Stated honestly, roughly in order of impact. The module docstring draws the line: "header layout/CRC, the K=3 (7,5) code, the slow-data scrambler bytes and data-sync word are the published values. The interleave geometry, LFSR seed, sync/termination bit patterns and the in-frame AMBE bit interleave are structurally faithful, self-consistent, and flagged for on-air interop."

  • Sync / termination patterns are interop-flagged. The 15-bit FRAME_SYNC, the 64-bit PREAMBLE and the 48-bit END are structurally faithful and self-consistent between modulate_stream and decode_stream, but the exact on-air sync/termination bit patterns are not guaranteed bit-identical to real D-STAR. A real DV receiver keyed to the genuine header/frame sync would not lock to this stream without confirming these words.
  • Header interleave geometry and PRBS seed. The 12×55 block-interleave shape and the 0x7F PRBS seed reproduce the structure of the D-STAR header scramble (the x⁷+x⁴+1 polynomial is the published one), but the precise interleave map and seed are flagged for on-air interop, not verified against a real header.
  • AMBE channel-frame is not bit-exact voice. ambe.fr_to_channel / channel_to_fr reproduce the published full-rate AMBE channel structure (two Golay24 + PN scramble), but DVSI's exact VQ quantiser tables, the true PN seed constant and inter-frame prediction are not transcribed — so synthesized audio is intelligible-but-approximate, not bit-exact against a real AMBE stream (see ambe.md, mbe.md).
  • DV only; no DD. Only the 4800 bit/s GMSK voice+slow-data mode is implemented. D-STAR DD (128 kbit/s, 23 cm data) is a different waveform and is out of scope.
  • No gateway / routing layer. The receiver surfaces the four callsign fields and MY suffix but does not act on callsign routing, and it does not implement the DPlus/DExtra/G2 reflector network protocols above the RF header.
  • Slow-data: TX message only. decode_message reassembles the 20-character type-0x4x text message; other slow-data payloads (GPS/APRS $$CRC… sentences, fast-data, DPRS) are carried transparently in datafields but not parsed.
  • Block-at-a-time timing, no tracking. Symbol timing is a one-shot max-eye search over the whole buffer with no fractional interpolation or per-symbol tracking loop (demodulate); fine for clean captures, weaker on drifting or very faint signals. There is no discriminator-audio IQ front end here — that path is in aisdecode.py.

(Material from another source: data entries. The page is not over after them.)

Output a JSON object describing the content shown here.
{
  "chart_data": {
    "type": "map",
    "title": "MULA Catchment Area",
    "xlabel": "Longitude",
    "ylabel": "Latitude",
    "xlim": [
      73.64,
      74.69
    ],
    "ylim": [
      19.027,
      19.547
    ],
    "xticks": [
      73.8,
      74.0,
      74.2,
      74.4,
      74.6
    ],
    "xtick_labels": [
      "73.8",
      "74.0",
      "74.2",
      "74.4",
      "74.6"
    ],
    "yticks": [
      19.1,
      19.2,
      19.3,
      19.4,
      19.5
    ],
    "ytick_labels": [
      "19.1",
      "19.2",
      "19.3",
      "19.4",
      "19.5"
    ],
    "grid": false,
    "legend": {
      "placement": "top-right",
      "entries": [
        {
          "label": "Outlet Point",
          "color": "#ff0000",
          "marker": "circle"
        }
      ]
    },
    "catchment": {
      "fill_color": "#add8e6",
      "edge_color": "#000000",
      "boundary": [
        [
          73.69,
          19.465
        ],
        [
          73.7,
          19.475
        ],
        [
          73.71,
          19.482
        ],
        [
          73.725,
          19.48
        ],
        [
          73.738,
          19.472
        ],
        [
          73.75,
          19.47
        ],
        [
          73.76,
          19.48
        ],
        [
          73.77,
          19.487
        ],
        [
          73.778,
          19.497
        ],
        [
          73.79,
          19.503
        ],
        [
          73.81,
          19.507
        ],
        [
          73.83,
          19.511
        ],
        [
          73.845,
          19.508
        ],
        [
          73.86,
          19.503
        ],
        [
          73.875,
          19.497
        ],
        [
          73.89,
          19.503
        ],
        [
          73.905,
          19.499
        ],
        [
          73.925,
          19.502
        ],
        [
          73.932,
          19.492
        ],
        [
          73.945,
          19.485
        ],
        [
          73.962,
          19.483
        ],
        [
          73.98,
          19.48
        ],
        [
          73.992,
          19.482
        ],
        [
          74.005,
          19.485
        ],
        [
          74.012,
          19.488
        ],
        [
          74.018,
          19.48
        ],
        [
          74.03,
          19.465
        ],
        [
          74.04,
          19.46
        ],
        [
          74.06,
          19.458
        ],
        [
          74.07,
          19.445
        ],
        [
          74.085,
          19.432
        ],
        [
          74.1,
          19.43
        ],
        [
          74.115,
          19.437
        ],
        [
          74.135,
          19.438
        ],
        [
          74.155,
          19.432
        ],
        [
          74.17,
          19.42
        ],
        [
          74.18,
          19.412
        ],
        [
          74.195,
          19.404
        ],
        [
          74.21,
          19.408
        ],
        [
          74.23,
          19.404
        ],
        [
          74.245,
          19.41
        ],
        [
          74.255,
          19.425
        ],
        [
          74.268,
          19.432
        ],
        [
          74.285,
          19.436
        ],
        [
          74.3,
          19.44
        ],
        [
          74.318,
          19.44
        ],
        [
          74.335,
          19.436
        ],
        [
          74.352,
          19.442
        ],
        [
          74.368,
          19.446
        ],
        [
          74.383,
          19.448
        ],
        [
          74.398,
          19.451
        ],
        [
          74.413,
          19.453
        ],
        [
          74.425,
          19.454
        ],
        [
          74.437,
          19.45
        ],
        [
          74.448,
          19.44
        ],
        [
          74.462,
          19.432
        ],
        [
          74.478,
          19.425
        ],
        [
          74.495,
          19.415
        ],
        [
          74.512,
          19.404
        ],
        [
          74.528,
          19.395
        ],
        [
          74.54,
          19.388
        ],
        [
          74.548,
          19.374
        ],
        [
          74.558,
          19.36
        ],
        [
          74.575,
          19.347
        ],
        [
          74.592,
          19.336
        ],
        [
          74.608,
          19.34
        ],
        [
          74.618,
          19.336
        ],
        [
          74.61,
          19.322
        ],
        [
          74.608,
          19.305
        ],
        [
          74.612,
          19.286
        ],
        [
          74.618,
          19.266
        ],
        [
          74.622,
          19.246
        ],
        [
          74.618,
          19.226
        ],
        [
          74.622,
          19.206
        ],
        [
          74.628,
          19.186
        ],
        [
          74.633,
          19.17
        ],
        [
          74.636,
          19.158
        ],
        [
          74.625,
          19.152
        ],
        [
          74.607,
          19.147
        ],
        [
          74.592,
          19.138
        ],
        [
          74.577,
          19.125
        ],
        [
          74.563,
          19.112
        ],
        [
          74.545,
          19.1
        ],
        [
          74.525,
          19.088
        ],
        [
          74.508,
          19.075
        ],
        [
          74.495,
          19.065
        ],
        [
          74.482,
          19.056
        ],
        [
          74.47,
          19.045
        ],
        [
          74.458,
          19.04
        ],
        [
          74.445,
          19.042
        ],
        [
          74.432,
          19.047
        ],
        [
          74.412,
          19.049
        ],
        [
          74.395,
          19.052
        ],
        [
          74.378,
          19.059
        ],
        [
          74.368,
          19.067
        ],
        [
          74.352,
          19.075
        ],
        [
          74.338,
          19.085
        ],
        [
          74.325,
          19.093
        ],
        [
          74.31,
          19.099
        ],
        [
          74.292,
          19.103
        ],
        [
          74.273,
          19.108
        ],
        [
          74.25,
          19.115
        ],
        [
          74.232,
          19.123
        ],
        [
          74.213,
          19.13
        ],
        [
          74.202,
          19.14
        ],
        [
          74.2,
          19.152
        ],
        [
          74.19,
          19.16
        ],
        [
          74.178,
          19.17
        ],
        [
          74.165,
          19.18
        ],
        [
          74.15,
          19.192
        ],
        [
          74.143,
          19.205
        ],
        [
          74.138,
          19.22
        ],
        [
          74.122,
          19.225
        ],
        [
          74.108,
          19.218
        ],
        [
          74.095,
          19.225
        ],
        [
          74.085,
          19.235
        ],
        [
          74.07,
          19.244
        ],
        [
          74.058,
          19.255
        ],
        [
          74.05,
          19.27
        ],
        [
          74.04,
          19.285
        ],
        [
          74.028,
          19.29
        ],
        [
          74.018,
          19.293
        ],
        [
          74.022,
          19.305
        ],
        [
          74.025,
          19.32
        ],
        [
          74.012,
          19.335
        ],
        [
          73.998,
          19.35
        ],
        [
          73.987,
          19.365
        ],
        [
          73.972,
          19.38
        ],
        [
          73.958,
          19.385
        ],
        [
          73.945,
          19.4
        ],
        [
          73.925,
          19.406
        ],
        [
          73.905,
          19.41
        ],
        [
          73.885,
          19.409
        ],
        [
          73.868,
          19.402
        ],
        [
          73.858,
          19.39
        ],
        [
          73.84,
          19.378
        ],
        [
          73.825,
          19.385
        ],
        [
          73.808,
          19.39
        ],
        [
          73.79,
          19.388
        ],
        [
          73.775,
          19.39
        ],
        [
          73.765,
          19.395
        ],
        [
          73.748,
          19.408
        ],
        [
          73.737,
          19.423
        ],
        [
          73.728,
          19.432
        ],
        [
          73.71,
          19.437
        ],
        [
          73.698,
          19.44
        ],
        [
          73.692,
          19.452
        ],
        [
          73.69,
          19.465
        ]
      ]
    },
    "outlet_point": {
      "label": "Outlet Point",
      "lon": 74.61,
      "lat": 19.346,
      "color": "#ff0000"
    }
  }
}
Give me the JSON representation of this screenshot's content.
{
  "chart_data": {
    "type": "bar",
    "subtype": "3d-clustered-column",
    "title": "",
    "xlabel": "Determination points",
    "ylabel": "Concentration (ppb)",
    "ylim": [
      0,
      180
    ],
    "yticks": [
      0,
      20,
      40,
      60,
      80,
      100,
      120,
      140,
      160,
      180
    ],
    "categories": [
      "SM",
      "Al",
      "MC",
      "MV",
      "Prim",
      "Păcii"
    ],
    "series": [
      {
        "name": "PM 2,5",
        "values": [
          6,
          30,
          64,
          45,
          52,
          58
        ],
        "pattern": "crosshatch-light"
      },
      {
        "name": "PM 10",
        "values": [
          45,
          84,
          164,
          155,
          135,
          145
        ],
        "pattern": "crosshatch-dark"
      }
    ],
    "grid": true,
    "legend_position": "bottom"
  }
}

None of these change the architecture; they are the natural next increments on a working native receive chain.


9. References

  1. JARL D-STAR system specification — the DV mode: 4800 bit/s GMSK, the radio header layout and CRC, the rate-1/2 K=3 (7,5) convolutional code, the 12×55 interleave and x⁷+x⁴+1 header scramble, the 96-bit voice/data frame, the slow-data channel with the 0x70 0x4F 0x93 scrambler and the 0x55 0x2D 0x16 data-sync word (cited throughout app/radio/dstar.py).
  2. JARL D-STAR AMBE full-rate voice — the 48-bit parameter frame carried as a 72-bit channel frame (two Golay(24,12) + PN scramble); see the in-repo AMBE parameter codec and MBE vocoder.
  3. In-repo implementation: app/radio/dstar.py (modem, header, slow data, stream assembly); tests in test_dstar.py.
  4. Reused primitives: app/radio/aisdecode.py_fcs (CRC-16/X.25 FCS, the header CRC) and _gauss (the Gaussian pulse for the modem). The IQ GMSK path for true SDR sources (gmsk_modulate / gmsk_demod_data, phase-integrated exp(jφ)) also lives there — see AIS.
  5. app/radio/ambe.py — the full-rate AMBE channel codec (fr_to_channel / channel_to_fr); app/radio/mbe.py — the native MBE analysis/synthesis vocoder.
  6. Companion specs: P25 Phase 1 (the sibling native digital-voice receiver and the depth/house-voice benchmark), RVQ-Voice (the template document).